La primatología ha proporcionado un contexto iluminador (y humilde) al examinar a nuestros parientes simios. Durante gran parte del siglo XX, los modelos de evolución humana se basaron en observaciones de chimpancés comunes, sociedades patriarcales, agresivas y unidas por machos donde los machos dominan e incluso brutalizan a las hembras. Esto alimentó la suposición de que el estado “natural” de los homínidos era la dominación masculina y que los primeros humanos vivían en bandas de cazadores masculinos. Pero el descubrimiento y estudio de los bonobos (Pan paniscus) desafió radicalmente esta visión. A partir de la década de 1990, la primatóloga Amy Parish y otros destacaron que los bonobos están centrados en las hembras: “Los bonobos están dominados por hembras, usando el contacto sexual entre ambos machos y hembras como una especie de pegamento social. Y crucialmente, las hembras forman fuertes lazos incluso con hembras no relacionadas”. En los grupos de bonobos, los machos son menos violentos y a menudo ocupan los rangos más bajos, con hembras mayores de alto rango y sus alianzas manteniendo la paz. Este descubrimiento, “una conclusión asombrosa” de que los chimpancés y los bonobos, a pesar de estar igualmente cerca de nosotros genéticamente, tienen estructuras sociales opuestas, obligó a los científicos a repensar la inevitabilidad del patriarcado en nuestra línea. Como señala la escritora científica Angela Saini, los bonobos mostraron que un modelo matriarcal existe en la naturaleza, planteando nuevas preguntas sobre la ascendencia humana: ¿Podrían nuestras sociedades homínidas tempranas haber sido menos dominadas por los hombres que las de los chimpancés? ¿Podrían las redes cooperativas femeninas haber sido clave? Aunque los humanos no son bonobos, esta visión abrió mentes a la variabilidad. También dio credibilidad a hipótesis (como las de Chris Knight, discutidas a continuación) que enfatizan la coalición femenina y la sexualidad en la evolución humana, y proporcionó una especie de analogía natural de cómo el liderazgo femenino puede funcionar en un grupo de primates.

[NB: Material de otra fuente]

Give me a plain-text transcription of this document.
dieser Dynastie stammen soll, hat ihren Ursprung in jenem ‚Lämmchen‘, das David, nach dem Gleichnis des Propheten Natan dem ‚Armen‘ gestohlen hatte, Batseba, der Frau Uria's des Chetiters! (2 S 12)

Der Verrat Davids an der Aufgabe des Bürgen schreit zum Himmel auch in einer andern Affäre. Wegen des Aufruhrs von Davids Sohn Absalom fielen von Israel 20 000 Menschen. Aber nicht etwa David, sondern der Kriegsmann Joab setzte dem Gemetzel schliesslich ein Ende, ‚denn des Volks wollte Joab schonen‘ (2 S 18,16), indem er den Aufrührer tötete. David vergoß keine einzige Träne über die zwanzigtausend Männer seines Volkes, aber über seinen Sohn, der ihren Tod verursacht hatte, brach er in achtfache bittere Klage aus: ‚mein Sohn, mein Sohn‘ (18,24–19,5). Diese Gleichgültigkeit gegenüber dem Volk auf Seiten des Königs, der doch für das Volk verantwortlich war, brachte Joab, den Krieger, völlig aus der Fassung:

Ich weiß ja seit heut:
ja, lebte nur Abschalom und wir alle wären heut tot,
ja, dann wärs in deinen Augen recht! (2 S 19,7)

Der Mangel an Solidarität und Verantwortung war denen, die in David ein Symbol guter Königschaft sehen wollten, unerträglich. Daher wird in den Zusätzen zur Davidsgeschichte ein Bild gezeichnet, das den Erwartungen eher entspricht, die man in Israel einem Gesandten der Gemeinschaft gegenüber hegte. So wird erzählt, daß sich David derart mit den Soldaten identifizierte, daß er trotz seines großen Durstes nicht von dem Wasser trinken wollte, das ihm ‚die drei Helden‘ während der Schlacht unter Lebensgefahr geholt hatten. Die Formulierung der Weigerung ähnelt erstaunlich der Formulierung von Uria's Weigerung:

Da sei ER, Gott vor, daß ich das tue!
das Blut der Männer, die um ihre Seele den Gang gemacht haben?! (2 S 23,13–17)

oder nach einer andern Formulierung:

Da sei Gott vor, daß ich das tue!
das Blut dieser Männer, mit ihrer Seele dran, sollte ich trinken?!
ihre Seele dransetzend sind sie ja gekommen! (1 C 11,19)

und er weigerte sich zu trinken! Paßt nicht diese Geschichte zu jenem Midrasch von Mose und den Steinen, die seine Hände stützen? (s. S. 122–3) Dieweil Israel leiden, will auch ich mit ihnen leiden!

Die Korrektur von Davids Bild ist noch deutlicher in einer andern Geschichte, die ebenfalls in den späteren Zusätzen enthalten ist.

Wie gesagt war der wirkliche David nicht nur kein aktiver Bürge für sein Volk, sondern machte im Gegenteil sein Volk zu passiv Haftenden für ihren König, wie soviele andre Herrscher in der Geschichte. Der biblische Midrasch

La biología evolutiva y la paleoantropología han comenzado de manera similar a reconocer los roles de las mujeres en el pasado profundo. Una idea influyente es la “hipótesis de la abuela”, propuesta por Kristen Hawkes y otros, que sugiere que la longevidad humana (específicamente la menopausia y la larga vida post-reproductiva en las mujeres) evolucionó porque las abuelas contribuyeron crucialmente a la supervivencia de los nietos. Según esta hipótesis, en las comunidades de Homo sapiens tempranas, las mujeres mayores que ya no podían tener hijos ayudarían a proveer y cuidar a sus nietos, permitiendo que sus hijas tuvieran al siguiente bebé más pronto. Esta práctica de abuelazgo aumentaría el éxito reproductivo general del grupo. Implica que la presencia de mujeres de apoyo y conocedoras fue una fuerza impulsora en la evolución de la historia de vida humana, esencialmente, la “condición” humana de familias multigeneracionales y crianza cooperativa debe una deuda a las abuelas prehistóricas. Estudios recientes han encontrado beneficios evolutivos de vivir cerca de las abuelas (por ejemplo, una disminución de la mortalidad infantil). Tales hallazgos cambian la narrativa: en lugar del hombre-cazador como héroe de la evolución, tenemos a la mujer-co-madre (co-madre o abuela) como una heroína no reconocida asegurando el éxito de nuestra especie.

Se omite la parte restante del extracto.